На заднем дворе приятно тихо, и Арсений рад хоть на пару секунд остыть наедине, закурив сигарету и сразу затянувшись. Он бросил давно, но временами возвращается к старой плохой привычке, чтобы дать себе несколько минут на воздухе. Дверь за спиной хлопает от сквозняка, оповещая о приходе — Арс чуть разворачивается, чтобы увидеть обеспокоенное лицо Юли и растерянное Серёжи.
— Арс, что за хуйня была? — не сдерживается он, вскидывая ладонь в сторону дома.
— Белый просто в который раз не забыл упомянуть, какая я блядь, — хмыкает Арсений, выдыхая дым. — Расслабься, — бормочет, затягиваясь сильнее.
— Ты знаешь, что я не об этом, — конечно, не об этом — Антон вызывает вопросы, на которые, почему-то, должен отвечать Арсений. — Вы что, спали? — глупо спрашивает Серёжа, и Арс теряется между вариантом рассмеяться и разозлиться.
— Блять, да, — злость побеждает, вскипая в нём быстро. — Знаешь, его совсем не смутил мой член.
— Мальчики, — примирительно просит Юля, — давайте спокойно. Арсюш, скажи, пожалуйста, — он успокаивается быстро, ведь на Юлю сложно сердиться, — с того раза, когда я тебя предупреждала, что-то случилось? — Арсений бы расцеловал её сообразительную голову, но в этой ситуации «светлая голова» играет против него.
— В смысле, ты его предупреждала? — цепляется Серёжа за самое опасное. — Что между вами, Арс? — пытает он вопросами — убежать бы.
— Ничего между нами, хватит спрашивать, — окурок догорает, оставляя короткий хвост, и Арсений раздраженно выкидывает в ближайшую урну. — Ты в своих отношениях себе помоги, — срывается на почти-крик, оставляя слова неприятной пощечиной, и осекается, крепко зажмуриваясь. — Прости, Серёж… — пальцы тянутся к лицу, чтобы стереть усталость, но мышцы предупредительно сокращаются, напоминая о макияже — и усталость удваивается. — Прости, я не должен был приплетать тебя в это, и ты, Юля, прости, что услышала.
Арсений смотрит на двух людей, которые должны знать его лучше всех — на их лицах ни капли злости или разочарования, хотя он влез в что-то тонкое между ними, наступая словами на больное. Юля кивает первой, неловко улыбается и легко толкает Серёжу в плечо — тот хмурится, но кивает тоже.

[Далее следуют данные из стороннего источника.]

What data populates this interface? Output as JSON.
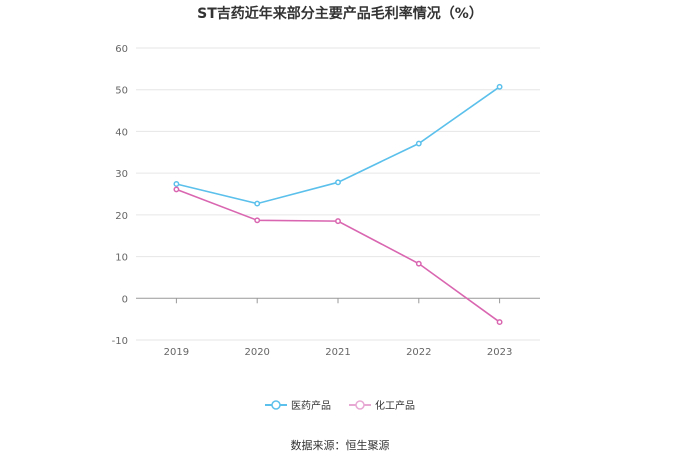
{
  "page": {
    "title": "ST吉药近年来部分主要产品毛利率情况（%）",
    "source": "数据来源：恒生聚源"
  },
  "chart_data": {
    "type": "line",
    "title": "ST吉药近年来部分主要产品毛利率情况（%）",
    "x": [
      "2019",
      "2020",
      "2021",
      "2022",
      "2023"
    ],
    "yticks": [
      60,
      50,
      40,
      30,
      20,
      10,
      0,
      -10
    ],
    "ylim": [
      -10,
      60
    ],
    "grid": true,
    "legend_position": "bottom",
    "series": [
      {
        "name": "医药产品",
        "color": "#5bc0eb",
        "values": [
          27.4,
          22.7,
          27.8,
          37.1,
          50.7
        ]
      },
      {
        "name": "化工产品",
        "color": "#d966b0",
        "values": [
          26.1,
          18.7,
          18.5,
          8.3,
          -5.7
        ]
      }
    ]
  }
}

— Я правда не знаю, что сказать — сам потерял момент, когда Антон начал думать, что между нами что-то может быть, — Арсений обнажает переживания, надеясь, что сумбур его мыслей вообще возможно выразить словами.
— Ты дал ему повод так думать? — осторожно спрашивает Юля, но Арсений не успевает ответить, как дверь хлопает во второй раз — на пороге Антон едва не на плечах держит низкий козырёк.
— Простите, что перебил, — он, кажись, прирастает к одному месту, бегая взглядом по троице, и ждёт разрешения — выйти или уйти.
— Ничего, Антон, — мягко возражает Юля, хватая Серёжу под локоть. — Мы внутрь — Серёжа должен мне помочь с макетами, — она тянет Матвиенко за собой, что едва сопротивляется, но Юля непреклонна и всеми возможными способами намекает — дадим им поговорить.
Они скрываются за дверью, а вокруг них затягивается молочно белый туман молчания — уставшего Арсения и неловкого Антона. Он подходит ближе, вытягивая из кармана куртки свою пачку сигарет, услужливо предлагает, но Арсений отказывается — месячная норма выполнена. Арсений молча рассматривает, как Антон спешно раскуривает сигарету, держа большим и указательным пальцем. Стоит начать диалог, но слов нет, Арсений будто сидит перед чистой страницей, банально не зная, с чего начать.
— Прости за вчерашнее, — сипло просит Антон, рассматривая носки грубых кроссовок. — Я не должен был… — сердце сжимает от того, что он стесняется произнести этот глагол, — целовать тебя без разрешения, — сознаётся и заглядывает в лицо, забывая о сигарете.
Арсений, впервые за всё утро, смотрит в глаза Антону. Чужое сожаление заливает нутро, поступью обволакивает, но так быстро, что Арсений не успевает прикрыть шлюзы к сердцу.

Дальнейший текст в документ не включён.